Prosseguiram nesta quarta-feira (26/11) as atividades do 3º Encontro de Negras, Negros, Indígenas e Quilombolas (ENNIQ) do SINASEFE. Além de realizarem nova manifestação nas ruas da capital, participantes do evento se envolveram no debate focado na reparação e no Bem Viver. A greve estudantil no IFB também teve espaço na programação, destacando a importância da luta conjunta de trabalhadoras(es) e estudantes.
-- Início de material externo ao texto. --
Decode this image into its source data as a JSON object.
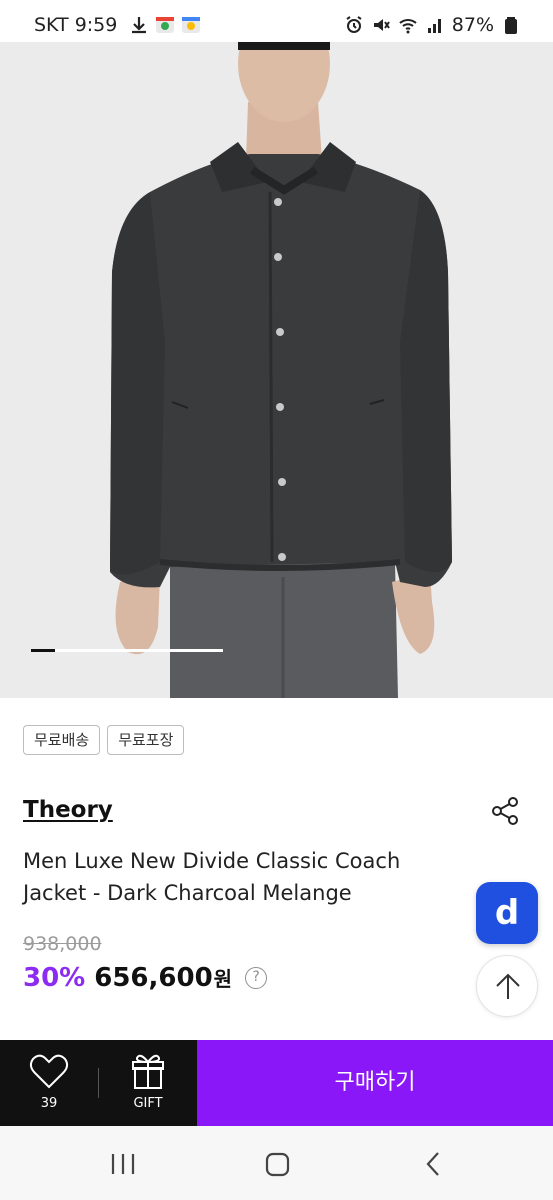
{
  "status_bar": {
    "carrier_time": "SKT 9:59",
    "battery": "87%"
  },
  "gallery": {
    "progress": 0.125
  },
  "tags": [
    "무료배송",
    "무료포장"
  ],
  "product": {
    "brand": "Theory",
    "title": "Men Luxe New Divide Classic Coach Jacket - Dark Charcoal Melange",
    "original_price": "938,000",
    "discount": "30%",
    "price": "656,600",
    "currency": "원",
    "help": "?"
  },
  "floating": {
    "app_button": "d"
  },
  "bottom_bar": {
    "like_count": "39",
    "gift_label": "GIFT",
    "buy_label": "구매하기"
  },
  "colors": {
    "accent": "#8a17f7",
    "discount": "#8b2cf0",
    "app_button": "#1f50e0"
  }
}
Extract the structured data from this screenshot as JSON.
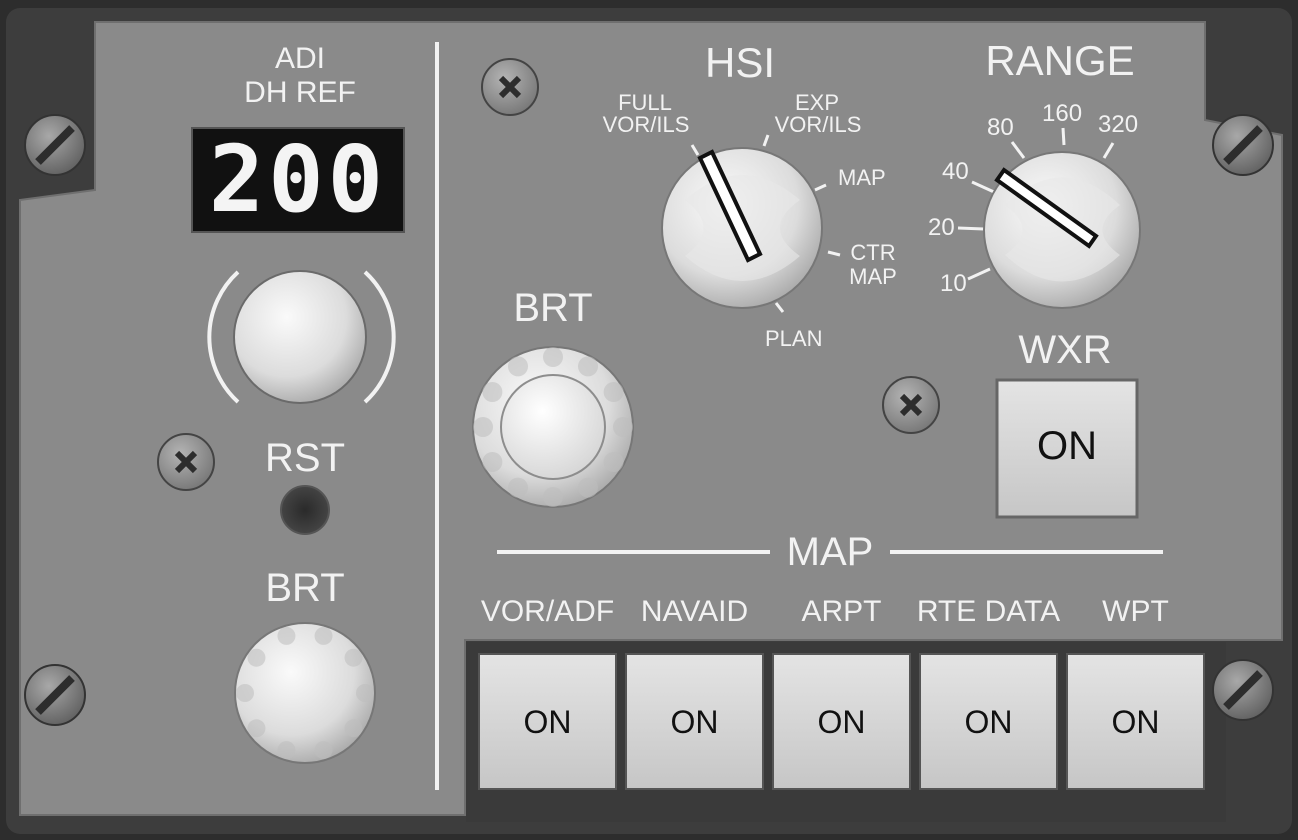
{
  "adi": {
    "title_line1": "ADI",
    "title_line2": "DH REF",
    "display_value": "200",
    "rst_label": "RST",
    "brt_label": "BRT"
  },
  "hsi": {
    "title": "HSI",
    "brt_label": "BRT",
    "modes": {
      "full": "FULL",
      "vor_ils": "VOR/ILS",
      "exp": "EXP",
      "exp_vor_ils": "VOR/ILS",
      "map": "MAP",
      "ctr": "CTR",
      "ctr_map": "MAP",
      "plan": "PLAN"
    },
    "selected_mode": "FULL VOR/ILS"
  },
  "range": {
    "title": "RANGE",
    "values": [
      "10",
      "20",
      "40",
      "80",
      "160",
      "320"
    ],
    "selected": "40"
  },
  "wxr": {
    "title": "WXR",
    "button_label": "ON"
  },
  "map": {
    "title": "MAP",
    "buttons": [
      {
        "label": "VOR/ADF",
        "state": "ON"
      },
      {
        "label": "NAVAID",
        "state": "ON"
      },
      {
        "label": "ARPT",
        "state": "ON"
      },
      {
        "label": "RTE DATA",
        "state": "ON"
      },
      {
        "label": "WPT",
        "state": "ON"
      }
    ]
  },
  "colors": {
    "panel": "#8a8a8a",
    "bezel": "#3a3a3a",
    "label": "#f2f2f2",
    "display_bg": "#111111",
    "button_face": "#d6d6d6"
  }
}
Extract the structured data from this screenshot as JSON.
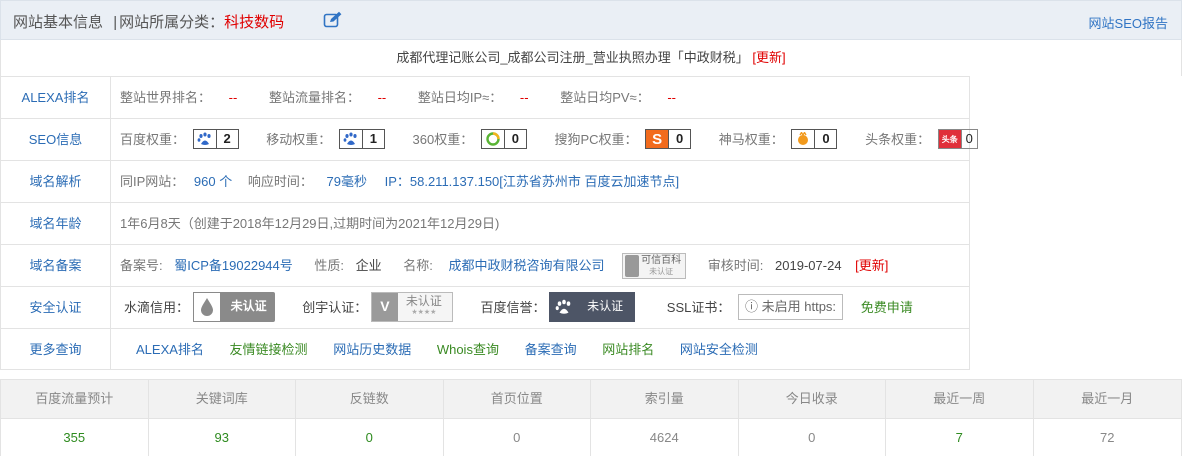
{
  "header": {
    "basic_info": "网站基本信息",
    "separator": "|",
    "category_label": "网站所属分类：",
    "category_value": "科技数码",
    "seo_report": "网站SEO报告"
  },
  "site_title": "成都代理记账公司_成都公司注册_营业执照办理「中政财税」",
  "update_label": "[更新]",
  "rows": {
    "alexa": {
      "label": "ALEXA排名",
      "items": [
        {
          "name": "整站世界排名：",
          "value": "--"
        },
        {
          "name": "整站流量排名：",
          "value": "--"
        },
        {
          "name": "整站日均IP≈：",
          "value": "--"
        },
        {
          "name": "整站日均PV≈：",
          "value": "--"
        }
      ]
    },
    "seo": {
      "label": "SEO信息",
      "items": [
        {
          "name": "百度权重：",
          "value": "2",
          "icon": "baidu-paw-icon",
          "color": "#3068c8"
        },
        {
          "name": "移动权重：",
          "value": "1",
          "icon": "baidu-paw-icon",
          "color": "#3068c8"
        },
        {
          "name": "360权重：",
          "value": "0",
          "icon": "360-ring-icon",
          "color": "#59b434"
        },
        {
          "name": "搜狗PC权重：",
          "value": "0",
          "icon": "sogou-s-icon",
          "color": "#f26b1d"
        },
        {
          "name": "神马权重：",
          "value": "0",
          "icon": "shenma-icon",
          "color": "#f29a1d"
        },
        {
          "name": "头条权重：",
          "value": "0",
          "icon": "toutiao-icon",
          "color": "#e0303a"
        }
      ]
    },
    "dns": {
      "label": "域名解析",
      "same_ip_label": "同IP网站：",
      "same_ip_value": "960 个",
      "response_label": "响应时间：",
      "response_value": "79毫秒",
      "ip_text": "IP：58.211.137.150[江苏省苏州市 百度云加速节点]"
    },
    "age": {
      "label": "域名年龄",
      "text": "1年6月8天（创建于2018年12月29日,过期时间为2021年12月29日)"
    },
    "record": {
      "label": "域名备案",
      "no_label": "备案号:",
      "no_value": "蜀ICP备19022944号",
      "nature_label": "性质:",
      "nature_value": "企业",
      "name_label": "名称:",
      "name_value": "成都中政财税咨询有限公司",
      "baike_line1": "可信百科",
      "baike_line2": "未认证",
      "audit_label": "审核时间:",
      "audit_value": "2019-07-24",
      "update_label": "[更新]"
    },
    "security": {
      "label": "安全认证",
      "shuidi_label": "水滴信用：",
      "shuidi_badge": "未认证",
      "chuangyu_label": "创宇认证：",
      "chuangyu_badge": "未认证",
      "chuangyu_stars": "★★★★",
      "baidu_label": "百度信誉：",
      "baidu_badge": "未认证",
      "ssl_label": "SSL证书：",
      "ssl_box_info": "ⓘ",
      "ssl_box": "未启用 https:",
      "ssl_apply": "免费申请"
    },
    "more": {
      "label": "更多查询",
      "links": [
        {
          "text": "ALEXA排名",
          "color": "#2b6cb5"
        },
        {
          "text": "友情链接检测",
          "color": "#3a8a23"
        },
        {
          "text": "网站历史数据",
          "color": "#2b6cb5"
        },
        {
          "text": "Whois查询",
          "color": "#3a8a23"
        },
        {
          "text": "备案查询",
          "color": "#2b6cb5"
        },
        {
          "text": "网站排名",
          "color": "#3a8a23"
        },
        {
          "text": "网站安全检测",
          "color": "#2b6cb5"
        }
      ]
    }
  },
  "stats": {
    "headers": [
      "百度流量预计",
      "关键词库",
      "反链数",
      "首页位置",
      "索引量",
      "今日收录",
      "最近一周",
      "最近一月"
    ],
    "values": [
      "355",
      "93",
      "0",
      "0",
      "4624",
      "0",
      "7",
      "72"
    ]
  }
}
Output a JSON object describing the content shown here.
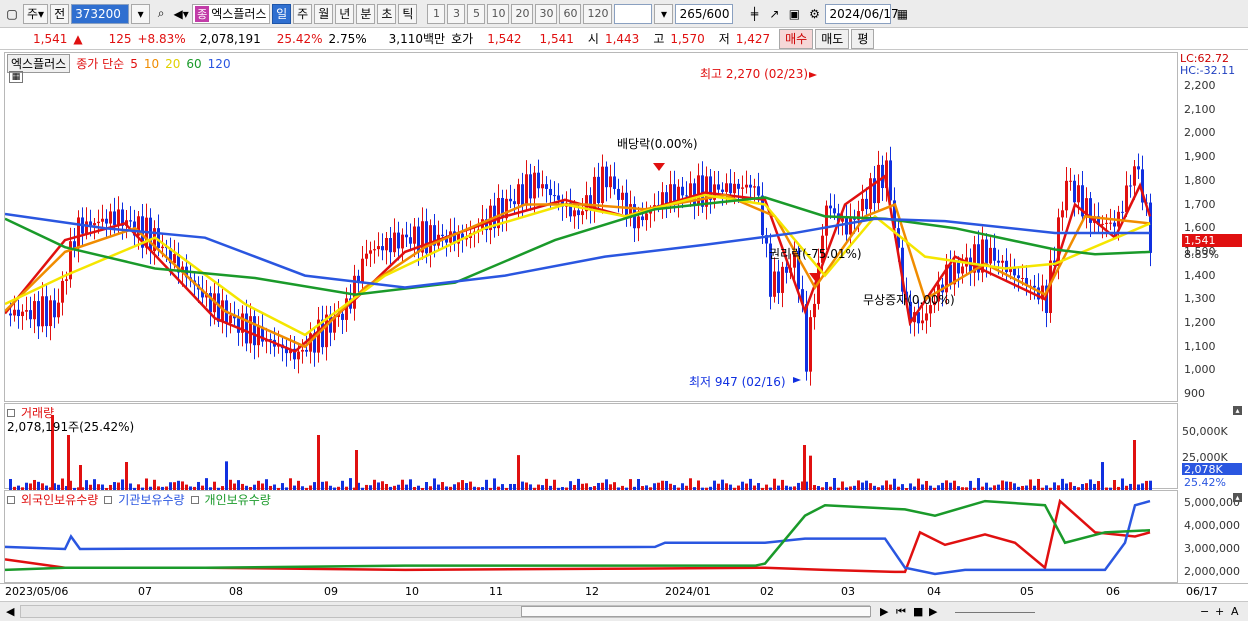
{
  "toolbar": {
    "market": "주",
    "type": "전",
    "code": "373200",
    "badge": "종",
    "name": "엑스플러스",
    "periods": [
      "일",
      "주",
      "월",
      "년",
      "분",
      "초",
      "틱"
    ],
    "active_period": "일",
    "intervals": [
      "1",
      "3",
      "5",
      "10",
      "20",
      "30",
      "60",
      "120"
    ],
    "count": "265",
    "count_total": "/600",
    "date": "2024/06/17"
  },
  "quote": {
    "price": "1,541",
    "direction_symbol": "▲",
    "change": "125",
    "change_pct": "+8.83%",
    "volume": "2,078,191",
    "volume_pct": "25.42%",
    "turnover": "2.75%",
    "amount": "3,110백만",
    "hoga_label": "호가",
    "ask": "1,542",
    "bid": "1,541",
    "open_label": "시",
    "open": "1,443",
    "high_label": "고",
    "high": "1,570",
    "low_label": "저",
    "low": "1,427",
    "buy_btn": "매수",
    "sell_btn": "매도",
    "eval_btn": "평"
  },
  "price_pane": {
    "name_chip": "엑스플러스",
    "ma_title": "종가 단순",
    "ma_periods": [
      {
        "label": "5",
        "color": "#e01010"
      },
      {
        "label": "10",
        "color": "#f08c00"
      },
      {
        "label": "20",
        "color": "#f5e600"
      },
      {
        "label": "60",
        "color": "#1a9a2a"
      },
      {
        "label": "120",
        "color": "#2a56e0"
      }
    ],
    "lc": "LC:62.72",
    "hc": "HC:-32.11",
    "current_price": "1,541",
    "current_pct": "8.83%",
    "annotations": {
      "high": "최고 2,270 (02/23)",
      "low": "최저 947 (02/16)",
      "dividend": "배당락(0.00%)",
      "reverse_split": "권리락(-75.01%)",
      "bonus": "무상증자(0.00%)"
    },
    "y_axis": [
      "2,200",
      "2,100",
      "2,000",
      "1,900",
      "1,800",
      "1,700",
      "1,600",
      "1,500",
      "1,400",
      "1,300",
      "1,200",
      "1,100",
      "1,000",
      "900"
    ]
  },
  "volume_pane": {
    "title": "거래량",
    "value": "2,078,191주(25.42%)",
    "y_axis": [
      "50,000K",
      "25,000K"
    ],
    "current": "2,078K",
    "current_pct": "25.42%"
  },
  "holding_pane": {
    "series": [
      {
        "name": "외국인보유수량",
        "color": "#e01010"
      },
      {
        "name": "기관보유수량",
        "color": "#2a56e0"
      },
      {
        "name": "개인보유수량",
        "color": "#1a9a2a"
      }
    ],
    "y_axis": [
      "5,000,000",
      "4,000,000",
      "3,000,000",
      "2,000,000"
    ]
  },
  "x_axis": [
    "2023/05/06",
    "07",
    "08",
    "09",
    "10",
    "11",
    "12",
    "2024/01",
    "02",
    "03",
    "04",
    "05",
    "06"
  ],
  "x_axis_end": "06/17",
  "colors": {
    "up": "#e01010",
    "down": "#1030e0",
    "accent": "#2f6fd0"
  }
}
O 3º ENNIQ reúne mais de 180 pessoas sindicalizadas vindas de todo país, tendo como tema central: “Corpo-Território, Vozes Coletivas na Luta por Reparação, Bem Viver e Contra o Marco Temporal“.
Manhã
As atividades matutinas do ENNIQ foram direcionadas à denúncia da Reforma Administrativa, numa manifestação nas proximidades da Câmara dos Deputados. Também foi iniciado o credenciamento das(os) participantes.
Tarde
O início do 3º ENNIQ foi marcado pela “mesa que abraça”, quando as(os) convidadas(os) saudaram as(os) participantes ressaltando a importância da luta antirracista e da realização do evento, especialmente junto da Marcha das Mulheres Negras. Participaram deste momento de saudação e abraço: Dandara Tonantzin (deputada federal do PT-MG), Lucas Barbosa (professor do IFB), Letícia Nascimento (Andes-SN), Lenilson Santana (Fasubra), Divaneide Basílio (deputada estadual do PT-RN), Zuleide Queiroz (deputada Estadual do PSOL-CE) e Flávia Cândida (secretária de políticas para as mulheres do SINASEFE).
Greve estudantil
Estudantes do IFB estão em greve nesta quarta-feira (26/11) e apresentaram um informe durante o 3º ENNIQ. Thomaz Cambraia, secretário geral do grêmio Voz do IFB, ressaltou que os(as) estudantes reivindicam, além da acessibilidade e a alimentação estudantil, o direito à permanência de fato nas instituições públicas de educação. Esther Cristiny de Alencar, coordenadora geral do Grêmio Voz do IFB, também comentou os desafios da comunidade estudantil do IFB.
Mesa de abertura
A mesa de abertura do 3º ENNIQ, contou com a presença de seis palestrantes, tendo como temática Por reparação e Bem Viver: corpo-território e ancestralidade em luta pela superação do capitalismo. Palestraram nesta etapa: Marcos Kaingang (integrante do Ministério dos Povos Indígenas – MPI), Marta Quintiliano (quilombola e antropóloga do TJ-GO), Hertz Dias (professor estadual no Maranhão), Letícia Nascimento (Andes-SN), Sérgio Pessoa (professor da UFOB) e Caetano Lima (sindicalizado do Sintef-PB).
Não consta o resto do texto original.